Ethereum’s big preparation to change the fee structure

Ethereum’s big preparation to change the fee structure



ywAAAAAAQABAAACAUwAOw== Ethereum's big preparation to change the fee structure

Ethereum, who was previously considered the uncontrolled king of decentralized applications and smart contracts, is facing many challenges today. The rapid growing popularity of a competition network like decreasing transaction fees, decreasing on-chain activity and solana Ethereum Has raised concerns about stability and future. In the same backdrop, two Ethereum Folk Members Kevin Owocki and Devansh Mehta have proposed a new dynamic rate style which tries to establish a balance between the income and fairness of the network.

What is the proposed Dynamic Rate Construction?

Owocki and Mehta have presented an easy but effect methetic model, with the fee calculation according to √ (1000 x n), where N is an allocated funding pool to a project. This model gives small projects a chance to perform more review, while the fee rate on large projects decreases.
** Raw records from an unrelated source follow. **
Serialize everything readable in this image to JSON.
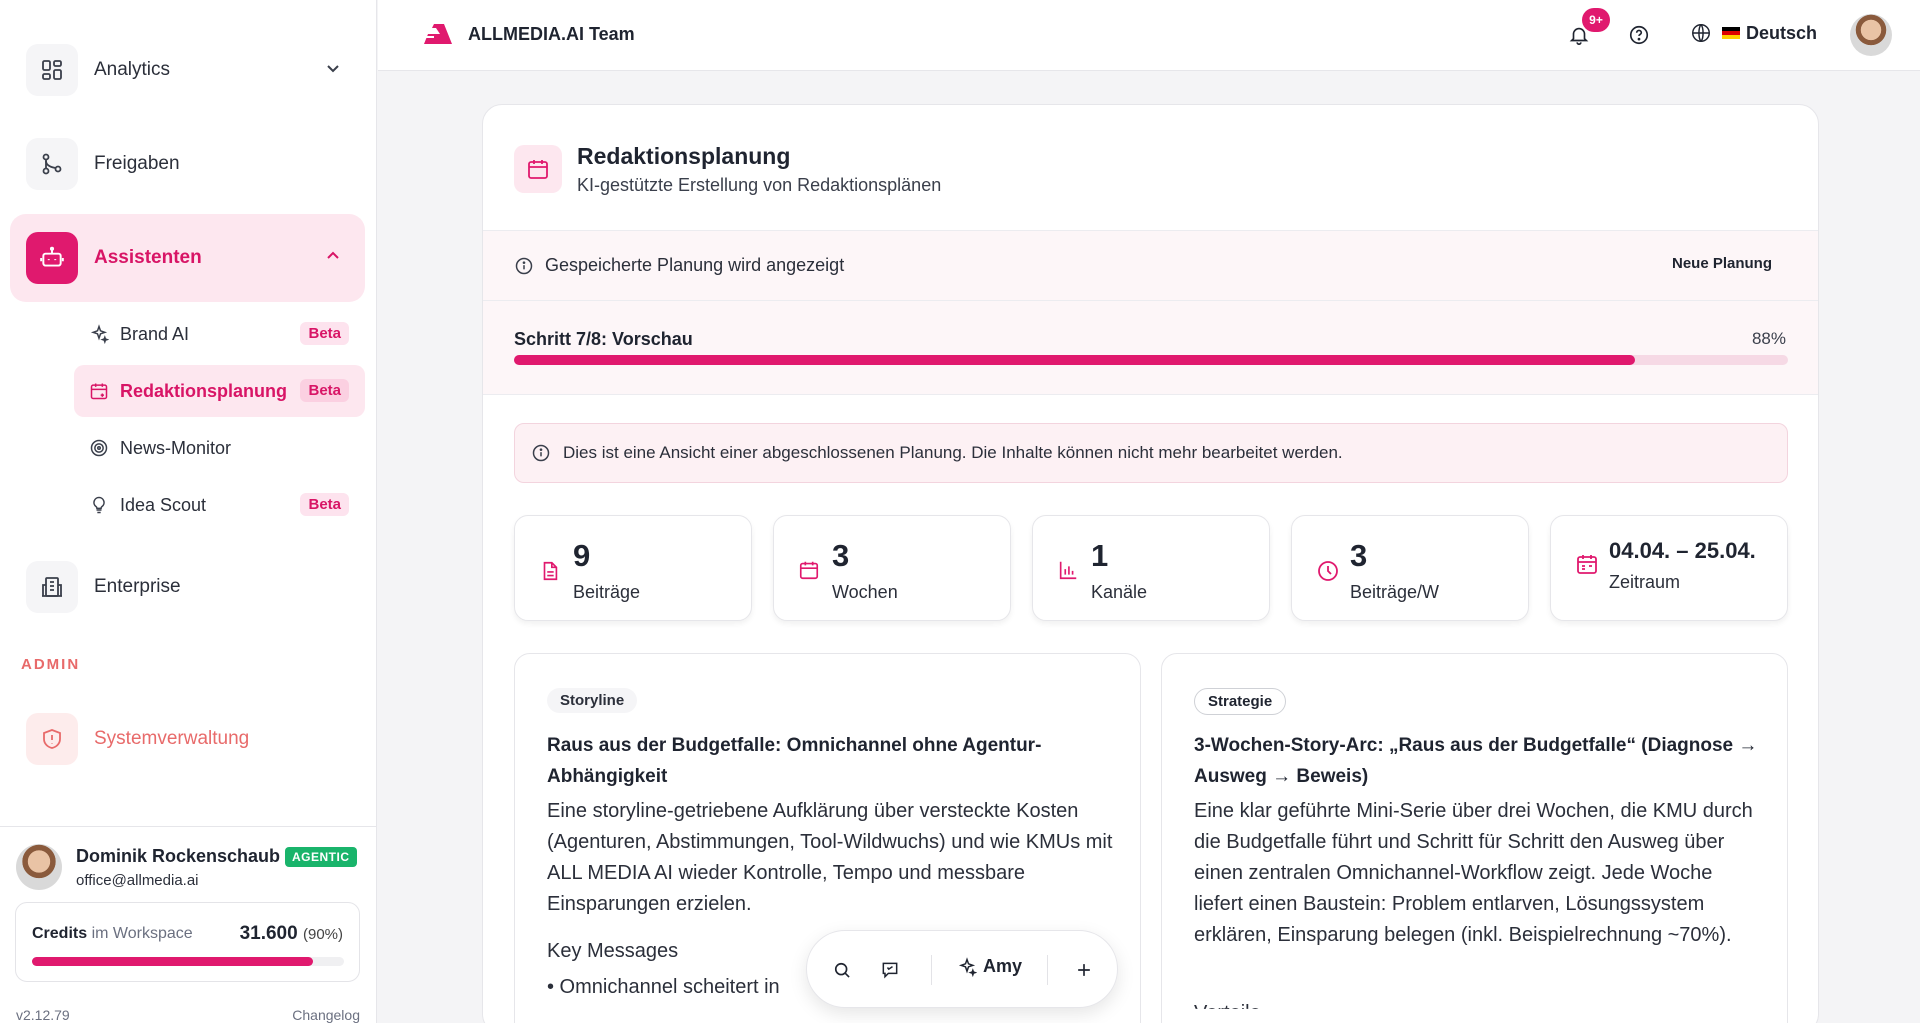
{
  "sidebar": {
    "nav": {
      "analytics": "Analytics",
      "freigaben": "Freigaben",
      "assistenten": "Assistenten",
      "enterprise": "Enterprise",
      "systemverwaltung": "Systemverwaltung"
    },
    "assistants": [
      {
        "label": "Brand AI",
        "badge": "Beta"
      },
      {
        "label": "Redaktionsplanung",
        "badge": "Beta"
      },
      {
        "label": "News-Monitor",
        "badge": ""
      },
      {
        "label": "Idea Scout",
        "badge": "Beta"
      }
    ],
    "admin_title": "ADMIN",
    "user": {
      "name": "Dominik Rockenschaub",
      "badge": "AGENTIC",
      "email": "office@allmedia.ai"
    },
    "credits": {
      "label": "Credits",
      "sub": "im Workspace",
      "value": "31.600",
      "pct_text": "(90%)",
      "fraction": 0.9
    },
    "version": "v2.12.79",
    "changelog": "Changelog"
  },
  "topbar": {
    "brand": "ALLMEDIA.AI Team",
    "notifications": "9+",
    "language": "Deutsch"
  },
  "card": {
    "title": "Redaktionsplanung",
    "subtitle": "KI-gestützte Erstellung von Redaktionsplänen",
    "saved_notice": "Gespeicherte Planung wird angezeigt",
    "new_plan": "Neue Planung",
    "step_label": "Schritt 7/8: Vorschau",
    "step_pct": "88%",
    "step_fraction": 0.88,
    "info": "Dies ist eine Ansicht einer abgeschlossenen Planung. Die Inhalte können nicht mehr bearbeitet werden.",
    "stats": [
      {
        "value": "9",
        "label": "Beiträge"
      },
      {
        "value": "3",
        "label": "Wochen"
      },
      {
        "value": "1",
        "label": "Kanäle"
      },
      {
        "value": "3",
        "label": "Beiträge/W"
      },
      {
        "value": "04.04. – 25.04.",
        "label": "Zeitraum"
      }
    ],
    "storyline": {
      "tag": "Storyline",
      "title": "Raus aus der Budgetfalle: Omnichannel ohne Agentur-Abhängigkeit",
      "body": "Eine storyline-getriebene Aufklärung über versteckte Kosten (Agenturen, Abstimmungen, Tool-Wildwuchs) und wie KMUs mit ALL MEDIA AI wieder Kontrolle, Tempo und messbare Einsparungen erzielen.",
      "key_messages": "Key Messages",
      "first_message": "• Omnichannel scheitert in"
    },
    "strategie": {
      "tag": "Strategie",
      "title": "3-Wochen-Story-Arc: „Raus aus der Budgetfalle“ (Diagnose → Ausweg → Beweis)",
      "body": "Eine klar geführte Mini-Serie über drei Wochen, die KMU durch die Budgetfalle führt und Schritt für Schritt den Ausweg über einen zentralen Omnichannel-Workflow zeigt. Jede Woche liefert einen Baustein: Problem entlarven, Lösungssystem erklären, Einsparung belegen (inkl. Beispielrechnung ~70%).",
      "next_heading": "Vorteile"
    }
  },
  "floatbar": {
    "assistant": "Amy"
  },
  "colors": {
    "accent": "#e0196e",
    "admin": "#e86a6a",
    "agentic": "#19b46b"
  }
}
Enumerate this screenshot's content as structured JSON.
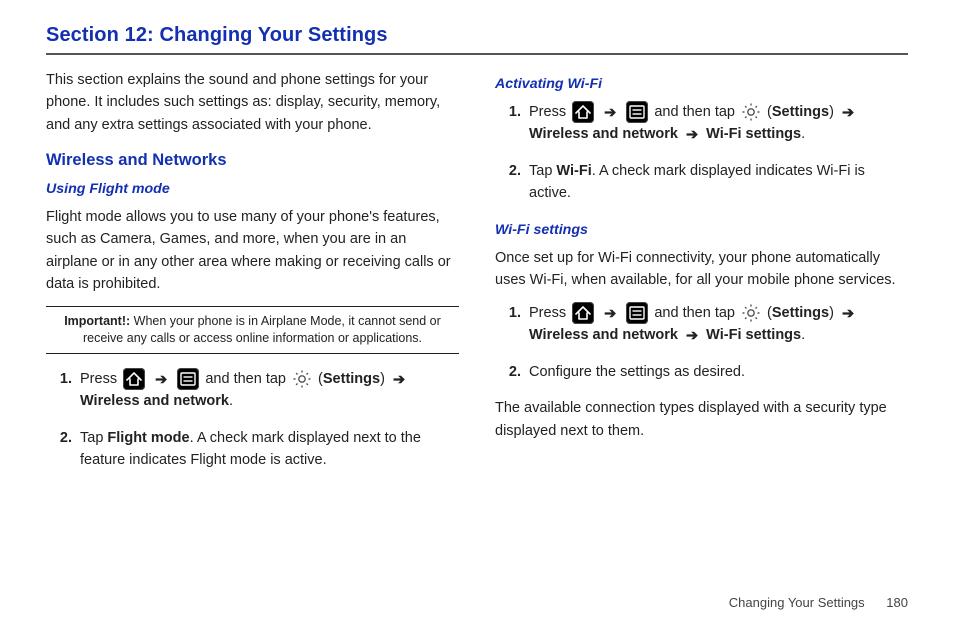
{
  "title": "Section 12: Changing Your Settings",
  "intro": "This section explains the sound and phone settings for your phone. It includes such settings as: display, security, memory, and any extra settings associated with your phone.",
  "wireless": {
    "heading": "Wireless and Networks",
    "flight": {
      "heading": "Using Flight mode",
      "desc": "Flight mode allows you to use many of your phone's features, such as Camera, Games, and more, when you are in an airplane or in any other area where making or receiving calls or data is prohibited.",
      "note_label": "Important!:",
      "note_text": "When your phone is in Airplane Mode, it cannot send or receive any calls or access online information or applications.",
      "steps": {
        "s1_press": "Press ",
        "s1_andtap": " and then tap ",
        "s1_settings": "Settings",
        "s1_wn": "Wireless and network",
        "s2_a": "Tap ",
        "s2_b": "Flight mode",
        "s2_c": ". A check mark displayed next to the feature indicates Flight mode is active."
      }
    },
    "wifi_activate": {
      "heading": "Activating Wi-Fi",
      "steps": {
        "s1_press": "Press ",
        "s1_andtap": " and then tap ",
        "s1_settings": "Settings",
        "s1_wn": "Wireless and network",
        "s1_ws": "Wi-Fi settings",
        "s2_a": "Tap ",
        "s2_b": "Wi-Fi",
        "s2_c": ". A check mark displayed indicates Wi-Fi is active."
      }
    },
    "wifi_settings": {
      "heading": "Wi-Fi settings",
      "desc": "Once set up for Wi-Fi connectivity, your phone automatically uses Wi-Fi, when available, for all your mobile phone services.",
      "steps": {
        "s1_press": "Press ",
        "s1_andtap": " and then tap ",
        "s1_settings": "Settings",
        "s1_wn": "Wireless and network",
        "s1_ws": "Wi-Fi settings",
        "s2": "Configure the settings as desired."
      },
      "tail": "The available connection types displayed with a security type displayed next to them."
    }
  },
  "footer": {
    "label": "Changing Your Settings",
    "page": "180"
  },
  "glyphs": {
    "arrow": "➔"
  }
}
For example, if an application has received a funding of $ 170,000, fees = √ (1000 x 170,000) = $ 13,038.4 i.e. about 7% fees.

What benefits for small and big developers?
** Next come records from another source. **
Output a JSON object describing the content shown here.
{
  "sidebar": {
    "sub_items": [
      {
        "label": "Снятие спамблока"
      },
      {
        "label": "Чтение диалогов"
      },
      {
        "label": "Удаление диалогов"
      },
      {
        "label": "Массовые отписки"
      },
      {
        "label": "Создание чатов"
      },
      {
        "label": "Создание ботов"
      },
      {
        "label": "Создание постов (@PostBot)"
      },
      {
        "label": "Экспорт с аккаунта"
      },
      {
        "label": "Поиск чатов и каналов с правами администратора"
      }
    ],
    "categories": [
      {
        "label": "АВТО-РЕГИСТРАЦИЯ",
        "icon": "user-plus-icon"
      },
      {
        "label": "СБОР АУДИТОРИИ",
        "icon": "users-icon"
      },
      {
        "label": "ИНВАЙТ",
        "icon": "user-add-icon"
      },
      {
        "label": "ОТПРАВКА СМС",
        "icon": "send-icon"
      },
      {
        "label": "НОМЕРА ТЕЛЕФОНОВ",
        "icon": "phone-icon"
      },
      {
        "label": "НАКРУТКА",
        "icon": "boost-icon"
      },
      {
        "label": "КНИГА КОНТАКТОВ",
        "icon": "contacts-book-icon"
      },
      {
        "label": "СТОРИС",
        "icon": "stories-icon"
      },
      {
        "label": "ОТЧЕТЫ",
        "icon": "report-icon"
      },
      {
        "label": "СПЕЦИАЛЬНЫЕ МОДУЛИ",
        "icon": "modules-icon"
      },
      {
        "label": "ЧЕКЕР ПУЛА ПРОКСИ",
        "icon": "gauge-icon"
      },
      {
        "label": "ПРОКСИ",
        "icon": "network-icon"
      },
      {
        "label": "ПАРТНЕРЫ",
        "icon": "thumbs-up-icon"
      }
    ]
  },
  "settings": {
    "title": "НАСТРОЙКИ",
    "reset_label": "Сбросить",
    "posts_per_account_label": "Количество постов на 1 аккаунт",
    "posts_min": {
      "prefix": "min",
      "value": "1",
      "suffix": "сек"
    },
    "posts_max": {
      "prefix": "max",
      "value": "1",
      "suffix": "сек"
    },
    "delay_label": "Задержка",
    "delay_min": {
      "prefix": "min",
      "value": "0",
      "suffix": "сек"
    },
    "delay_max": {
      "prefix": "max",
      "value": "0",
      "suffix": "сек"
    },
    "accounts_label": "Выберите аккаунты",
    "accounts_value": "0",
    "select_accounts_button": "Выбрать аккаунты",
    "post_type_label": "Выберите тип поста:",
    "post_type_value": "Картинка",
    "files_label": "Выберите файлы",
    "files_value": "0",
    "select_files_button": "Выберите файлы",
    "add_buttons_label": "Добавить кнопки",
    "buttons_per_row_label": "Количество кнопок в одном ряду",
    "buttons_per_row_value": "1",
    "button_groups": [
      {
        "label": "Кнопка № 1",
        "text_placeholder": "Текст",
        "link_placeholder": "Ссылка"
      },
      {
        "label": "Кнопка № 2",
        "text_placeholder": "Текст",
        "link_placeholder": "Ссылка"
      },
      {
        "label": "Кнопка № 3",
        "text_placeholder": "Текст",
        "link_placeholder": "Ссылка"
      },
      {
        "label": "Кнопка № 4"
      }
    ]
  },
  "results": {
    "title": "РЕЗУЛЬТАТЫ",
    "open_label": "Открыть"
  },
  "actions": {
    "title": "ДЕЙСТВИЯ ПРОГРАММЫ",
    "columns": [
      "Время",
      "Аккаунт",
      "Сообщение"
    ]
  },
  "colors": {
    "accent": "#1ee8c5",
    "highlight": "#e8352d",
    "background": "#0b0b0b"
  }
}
The biggest feature of this model is that it incars small developers. The fee is taken slightly more than the low -capital projects so that they can remain permanent, while the fee has been capted at 1% for projects that get more than $ 10 million funding. This also provides incentives for scaling at large level.
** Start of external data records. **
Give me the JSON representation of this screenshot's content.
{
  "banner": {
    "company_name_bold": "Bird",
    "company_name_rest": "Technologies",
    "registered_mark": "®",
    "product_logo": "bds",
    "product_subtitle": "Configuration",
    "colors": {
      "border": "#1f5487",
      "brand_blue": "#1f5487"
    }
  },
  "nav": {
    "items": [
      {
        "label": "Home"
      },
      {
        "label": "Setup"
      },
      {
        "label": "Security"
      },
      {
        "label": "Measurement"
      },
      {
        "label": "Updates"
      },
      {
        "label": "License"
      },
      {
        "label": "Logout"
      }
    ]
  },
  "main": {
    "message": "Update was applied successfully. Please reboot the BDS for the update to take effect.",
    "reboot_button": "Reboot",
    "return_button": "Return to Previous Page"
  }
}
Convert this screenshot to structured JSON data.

Ethereum’s declining fees and activity

In April 2025, according to onchain analytics firm Santime, compared to five years Ethereum’s gas fee at the most lowest level with $ 0.01 Reached. The main reason for this is the decline in demand for Defi and other smart contract operations. Due to this, transactions on the network are decreasing and there is a huge decline in total fees revyanue.

Reaction of Institutional Investors

With a decline in the utility of Ethereum, many institutional investors have begun to read or sell their ethe holdings. As long as there is no solid and positive change, market sentiments towards Etreum are constantly weakening.

Solana’s growing strength

In 2024, Solana, leaving behind Etreum, connected 7,625 new developers to its network, while Etreum added 6,456 new developers. This means that the monopoly position of Etreum is now in danger. According to the report of Electrical Capital, Solana has now become the second most featful choice of developers.

Conclusion

This time for Ethereum is of intraosphere and strategy rebuilding. The new fee model proposed by Kevin Owocki and Devansh Mehta is a positive step, which can incase developers and secure the economic structure of the network. However, amidst the declining confidence of emerging competitions and investors such as Solana, Etreum will have to prove itself again through innovation and community support.